Hot 'n Spicy Just Down the Street

When both Ed Tijerina (restaurant reviewer for the Express-News, @etij) and Chef Jason Dady (@chefjasondady) recommend a place, one tends to sit up and take notice. So I buzzed just down NW Military Hwy to Sichuan Cuisine (2347 NW Military, just north of Lockhill-Selma).

Generally speaking, I am not a fan of Chinese food. But I am beginning to learn that if I say "I don't care for xxx food," it usually means I've just eaten bad xxx food. I don't know much about Chinese cooking, but I do know (if for no other reason than watching Chef Kenichi on the original Iron Chef) that it's spicy. I can only do so much spicy, and this place suited my palate just fine.

For starters, they don't have a liquor license, so BYOB. (Ed also recommended, in his review, bringing your own glassware.) The spacious interior was rather plain, and Anthony Bourdain played on the television (an odd choice, given the weird things he eats sometimes).

I immediately noted their spice levels: one chili="hot and spicy," two chilis="medium spicy," and three chilis="extra spicy." I decided to stay at the one chili level.

The menu is quite extensive, with stand-bys like General Tso's chicken and more unusual fare (kung pao duck tongue, various dishes with tripe, and a pork intestine and pork blood cake). Vegetarians will be happy here; there's an entire section of tofu dishes (although some have meat) as well as a section of vegetable dishes.

I started out with sliced pig ear in hot chili oil (bottom right of above photo). I enjoyed the texture. Instead of having a lot of flavor of its own, the pig ear carries the flavor of the hot chili oil. It was spicy, but pleasingly so.

I ordered the house special bean soup for my entree. And here's where I have two pieces of advice:

  • The portions are enormous. (My soup easily could have fed three to four people.) It would have been nice, given that I was dining alone, if my waiter had advised me of the size of the bowl when I ordered. Other entrees appeared to be of a more normal size, although it looked to me like there would be plenty to share.

  • Unless you are extremely familiar with Sichuan cuisine or the specifics of a particular dish (which I am not), I advise asking the waiter what the dish includes.
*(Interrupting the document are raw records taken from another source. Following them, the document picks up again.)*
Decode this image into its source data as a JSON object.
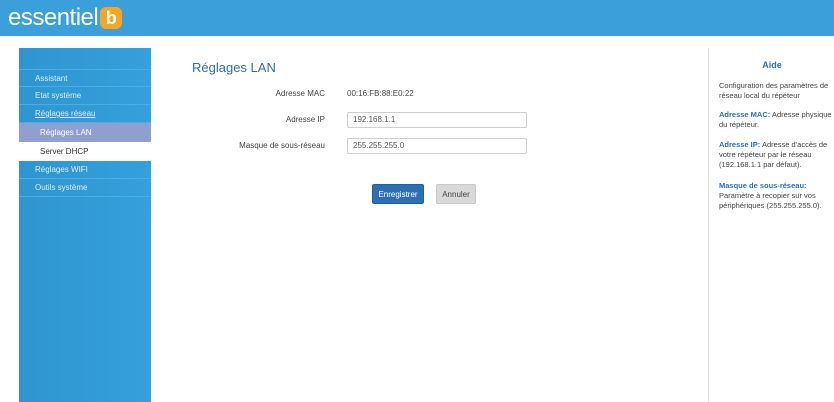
{
  "brand": {
    "name": "essentiel",
    "badge": "b"
  },
  "sidebar": {
    "items": [
      {
        "label": "Assistant"
      },
      {
        "label": "Etat système"
      },
      {
        "label": "Réglages réseau"
      },
      {
        "label": "Réglages LAN"
      },
      {
        "label": "Server DHCP"
      },
      {
        "label": "Réglages WIFI"
      },
      {
        "label": "Outils système"
      }
    ]
  },
  "main": {
    "title": "Réglages LAN",
    "mac_label": "Adresse MAC",
    "mac_value": "00:16:FB:88:E0:22",
    "ip_label": "Adresse IP",
    "ip_value": "192.168.1.1",
    "mask_label": "Masque de sous-réseau",
    "mask_value": "255.255.255.0",
    "save_label": "Enregistrer",
    "cancel_label": "Annuler"
  },
  "help": {
    "title": "Aide",
    "intro": "Configuration des paramètres de réseau local du répéteur",
    "mac_term": "Adresse MAC:",
    "mac_text": " Adresse physique du répéteur.",
    "ip_term": "Adresse IP:",
    "ip_text": " Adresse d'accès de votre répéteur par le réseau (192.168.1.1 par défaut).",
    "mask_term": "Masque de sous-réseau:",
    "mask_text": "Paramètre à recopier sur vos périphériques (255.255.255.0)."
  },
  "colors": {
    "topbar": "#3b9fd9",
    "sidebar": "#34a0dc",
    "accent": "#2c70b3",
    "active_item": "#8f9fce",
    "logo_badge": "#f5a623"
  }
}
To my surprise, my soup included shrimp and tilapia. Which is fine for me, but would have necessitated a send-back for my husband, who cannot eat shrimp.

I had to ask the waiter about the tilapia. It was amazingly tender and didn't taste like fish at all; quite delicious. The waiter told me that in Sichuan province, they like their meats tender. The broth had a pleasant earthy flavor, and I brought home a lot.

They're open seven days a week from 11:00 am to 10:00 pm. I highly recommend a visit.